Bacharel em Política Social, pelo Instituto Superior de Ciências do Trabalho e da Empresa, e licenciado em Sociologia, pela Universidade Nova de Lisboa, Arlindo de Carvalho foi presidente do Conselho de Administração da Radiodifusão Portuguesa, director de recursos humanos da TAP Portugal e administrador da sociedade IPE - Investimentos e Participações Empresariais do Estado. Militante do Partido Social Democrata desde 1974, foi vice-presidente da Câmara Municipal de Cascais, Secretário de Estado da Segurança Social e Ministro da Saúde nos XI e no XII Governos Constitucionais, respetivamente (1990-1993). Abandonou o governo em 1993, na sequência da morte de doentes com insuficiência renal no Hospital de Évora, causada por água contaminada com alumínio. Foi eleito deputado à Assembleia da República, em 1991 e em 1995.
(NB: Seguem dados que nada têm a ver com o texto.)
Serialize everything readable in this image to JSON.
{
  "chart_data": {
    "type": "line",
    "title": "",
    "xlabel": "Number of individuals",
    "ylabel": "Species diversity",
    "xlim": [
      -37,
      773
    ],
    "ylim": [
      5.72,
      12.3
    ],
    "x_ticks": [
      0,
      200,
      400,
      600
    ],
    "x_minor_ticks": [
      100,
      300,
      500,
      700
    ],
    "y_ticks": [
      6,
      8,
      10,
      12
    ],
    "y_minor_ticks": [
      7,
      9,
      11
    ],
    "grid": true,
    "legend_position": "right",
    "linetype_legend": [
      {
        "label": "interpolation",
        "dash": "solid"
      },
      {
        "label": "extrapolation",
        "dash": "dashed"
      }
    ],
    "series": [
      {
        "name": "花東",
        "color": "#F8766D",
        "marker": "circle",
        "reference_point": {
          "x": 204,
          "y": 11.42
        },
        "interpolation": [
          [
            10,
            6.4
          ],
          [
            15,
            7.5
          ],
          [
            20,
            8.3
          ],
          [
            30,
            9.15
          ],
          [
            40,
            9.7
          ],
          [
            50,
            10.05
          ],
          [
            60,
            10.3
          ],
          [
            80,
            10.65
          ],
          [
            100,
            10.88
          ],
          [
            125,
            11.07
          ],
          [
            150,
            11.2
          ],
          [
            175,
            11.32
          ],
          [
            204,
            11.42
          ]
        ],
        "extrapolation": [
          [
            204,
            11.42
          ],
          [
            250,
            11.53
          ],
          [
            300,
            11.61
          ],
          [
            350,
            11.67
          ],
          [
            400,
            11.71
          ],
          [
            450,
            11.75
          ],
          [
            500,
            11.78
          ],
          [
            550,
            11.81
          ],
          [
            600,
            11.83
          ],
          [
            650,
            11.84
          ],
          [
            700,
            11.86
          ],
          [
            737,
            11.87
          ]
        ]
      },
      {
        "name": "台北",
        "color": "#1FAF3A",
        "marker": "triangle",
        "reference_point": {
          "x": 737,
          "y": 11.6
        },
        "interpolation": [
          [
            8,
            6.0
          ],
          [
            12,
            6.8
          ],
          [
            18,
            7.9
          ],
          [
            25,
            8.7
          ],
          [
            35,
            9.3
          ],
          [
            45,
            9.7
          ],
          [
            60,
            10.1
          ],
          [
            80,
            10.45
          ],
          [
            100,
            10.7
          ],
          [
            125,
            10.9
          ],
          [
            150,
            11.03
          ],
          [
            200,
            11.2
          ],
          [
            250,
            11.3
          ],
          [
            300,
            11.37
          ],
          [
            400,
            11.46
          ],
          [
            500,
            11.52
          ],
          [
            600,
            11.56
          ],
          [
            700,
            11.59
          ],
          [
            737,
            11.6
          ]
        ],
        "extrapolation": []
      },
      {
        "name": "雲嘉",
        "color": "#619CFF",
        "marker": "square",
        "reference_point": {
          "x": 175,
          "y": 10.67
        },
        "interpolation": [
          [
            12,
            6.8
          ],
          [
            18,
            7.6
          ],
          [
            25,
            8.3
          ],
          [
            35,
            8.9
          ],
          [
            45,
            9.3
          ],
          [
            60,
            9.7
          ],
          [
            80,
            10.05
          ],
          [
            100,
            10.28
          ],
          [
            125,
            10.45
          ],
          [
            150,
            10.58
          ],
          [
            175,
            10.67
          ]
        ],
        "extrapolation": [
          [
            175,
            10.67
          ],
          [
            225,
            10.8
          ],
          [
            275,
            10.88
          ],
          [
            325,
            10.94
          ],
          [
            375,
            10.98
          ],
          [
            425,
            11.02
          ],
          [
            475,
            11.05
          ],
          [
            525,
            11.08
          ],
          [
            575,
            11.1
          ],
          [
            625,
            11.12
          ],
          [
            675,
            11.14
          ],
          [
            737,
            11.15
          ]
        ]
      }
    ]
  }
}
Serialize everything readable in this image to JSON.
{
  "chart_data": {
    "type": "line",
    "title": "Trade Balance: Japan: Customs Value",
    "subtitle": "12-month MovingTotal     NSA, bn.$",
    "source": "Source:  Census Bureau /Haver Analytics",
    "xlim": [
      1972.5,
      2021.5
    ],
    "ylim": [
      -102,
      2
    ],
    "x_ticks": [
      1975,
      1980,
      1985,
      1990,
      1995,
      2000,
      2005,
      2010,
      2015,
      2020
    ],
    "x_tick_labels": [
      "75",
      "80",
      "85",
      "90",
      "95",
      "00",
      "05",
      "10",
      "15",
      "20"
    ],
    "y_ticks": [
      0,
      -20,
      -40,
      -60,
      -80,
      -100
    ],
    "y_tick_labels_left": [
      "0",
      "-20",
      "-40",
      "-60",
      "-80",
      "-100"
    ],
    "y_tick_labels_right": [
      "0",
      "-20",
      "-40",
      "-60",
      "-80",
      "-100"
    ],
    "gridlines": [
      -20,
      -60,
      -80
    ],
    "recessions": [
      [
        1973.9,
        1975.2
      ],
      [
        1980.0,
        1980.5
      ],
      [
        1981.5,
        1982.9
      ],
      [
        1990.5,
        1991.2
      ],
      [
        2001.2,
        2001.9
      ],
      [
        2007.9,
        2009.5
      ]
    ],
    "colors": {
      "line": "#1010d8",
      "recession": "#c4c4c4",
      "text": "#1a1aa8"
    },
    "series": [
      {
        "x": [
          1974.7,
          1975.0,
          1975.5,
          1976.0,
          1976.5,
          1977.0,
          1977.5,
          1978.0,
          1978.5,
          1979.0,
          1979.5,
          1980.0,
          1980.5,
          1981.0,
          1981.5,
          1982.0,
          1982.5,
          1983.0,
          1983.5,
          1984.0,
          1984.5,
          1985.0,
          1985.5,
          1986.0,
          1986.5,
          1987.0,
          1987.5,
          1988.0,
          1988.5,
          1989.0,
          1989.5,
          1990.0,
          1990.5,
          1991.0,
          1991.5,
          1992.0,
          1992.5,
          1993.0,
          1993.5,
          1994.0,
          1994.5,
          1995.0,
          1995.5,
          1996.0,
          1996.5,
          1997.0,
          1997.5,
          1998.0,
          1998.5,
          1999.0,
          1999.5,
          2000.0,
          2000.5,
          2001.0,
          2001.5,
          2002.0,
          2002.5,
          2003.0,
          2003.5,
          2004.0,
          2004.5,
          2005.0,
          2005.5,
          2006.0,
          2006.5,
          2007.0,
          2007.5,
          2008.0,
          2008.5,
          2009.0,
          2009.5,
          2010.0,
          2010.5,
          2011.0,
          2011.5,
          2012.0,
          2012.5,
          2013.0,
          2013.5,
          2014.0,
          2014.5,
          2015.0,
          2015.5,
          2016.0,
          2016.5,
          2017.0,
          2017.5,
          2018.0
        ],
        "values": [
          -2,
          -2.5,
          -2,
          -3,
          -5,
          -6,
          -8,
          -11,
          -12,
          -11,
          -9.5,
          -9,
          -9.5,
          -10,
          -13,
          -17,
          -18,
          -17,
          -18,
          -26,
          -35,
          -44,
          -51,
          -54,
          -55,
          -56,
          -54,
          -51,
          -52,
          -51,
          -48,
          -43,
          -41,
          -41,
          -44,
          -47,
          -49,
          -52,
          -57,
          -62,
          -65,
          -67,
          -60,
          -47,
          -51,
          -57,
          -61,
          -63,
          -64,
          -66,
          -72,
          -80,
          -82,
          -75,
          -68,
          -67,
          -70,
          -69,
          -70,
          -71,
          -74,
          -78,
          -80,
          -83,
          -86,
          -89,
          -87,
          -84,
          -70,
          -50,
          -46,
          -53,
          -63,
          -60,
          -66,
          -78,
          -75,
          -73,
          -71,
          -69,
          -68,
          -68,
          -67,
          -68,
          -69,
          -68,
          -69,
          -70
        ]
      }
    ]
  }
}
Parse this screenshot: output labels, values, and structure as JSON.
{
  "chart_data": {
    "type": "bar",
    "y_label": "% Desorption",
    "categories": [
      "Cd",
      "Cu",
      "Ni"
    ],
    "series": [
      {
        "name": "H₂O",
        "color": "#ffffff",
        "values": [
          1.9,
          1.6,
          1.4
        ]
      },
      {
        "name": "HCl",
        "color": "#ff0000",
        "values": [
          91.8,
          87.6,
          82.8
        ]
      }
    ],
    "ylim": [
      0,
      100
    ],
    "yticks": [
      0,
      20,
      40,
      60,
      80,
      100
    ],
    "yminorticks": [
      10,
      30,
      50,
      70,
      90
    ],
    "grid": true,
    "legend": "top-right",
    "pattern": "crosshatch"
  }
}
Em janeiro de 2014, foi anunciado que o antigo Ministro da Saúde iria a julgamento pela co-autoria dos crimes de burla qualificada, abuso de confiança e fraude fiscal agravada, num esquema montado pela estrutura diretiva do Banco Português de Negócios. Em 2018 foi condenado a 6 anos de prisão pelo mencionado caso. Arlindo de Carvalho e José Neto receberam indevidamente cerca de 80 milhões de euros do BPN e do Banco Insular de Cabo Verde, enquanto homens de confiança da administração nestes negócios. Em 2020, entregou valores e bens num montante de quase 22 milhões de euros (10 milhões dos quais em dinheiro e o restante em imóveis) à Parvalorem para que o Tribunal da Relação de Lisboa suspenda a pena a que o antigo ministro e o seu sócio, José Neto, foram condenados.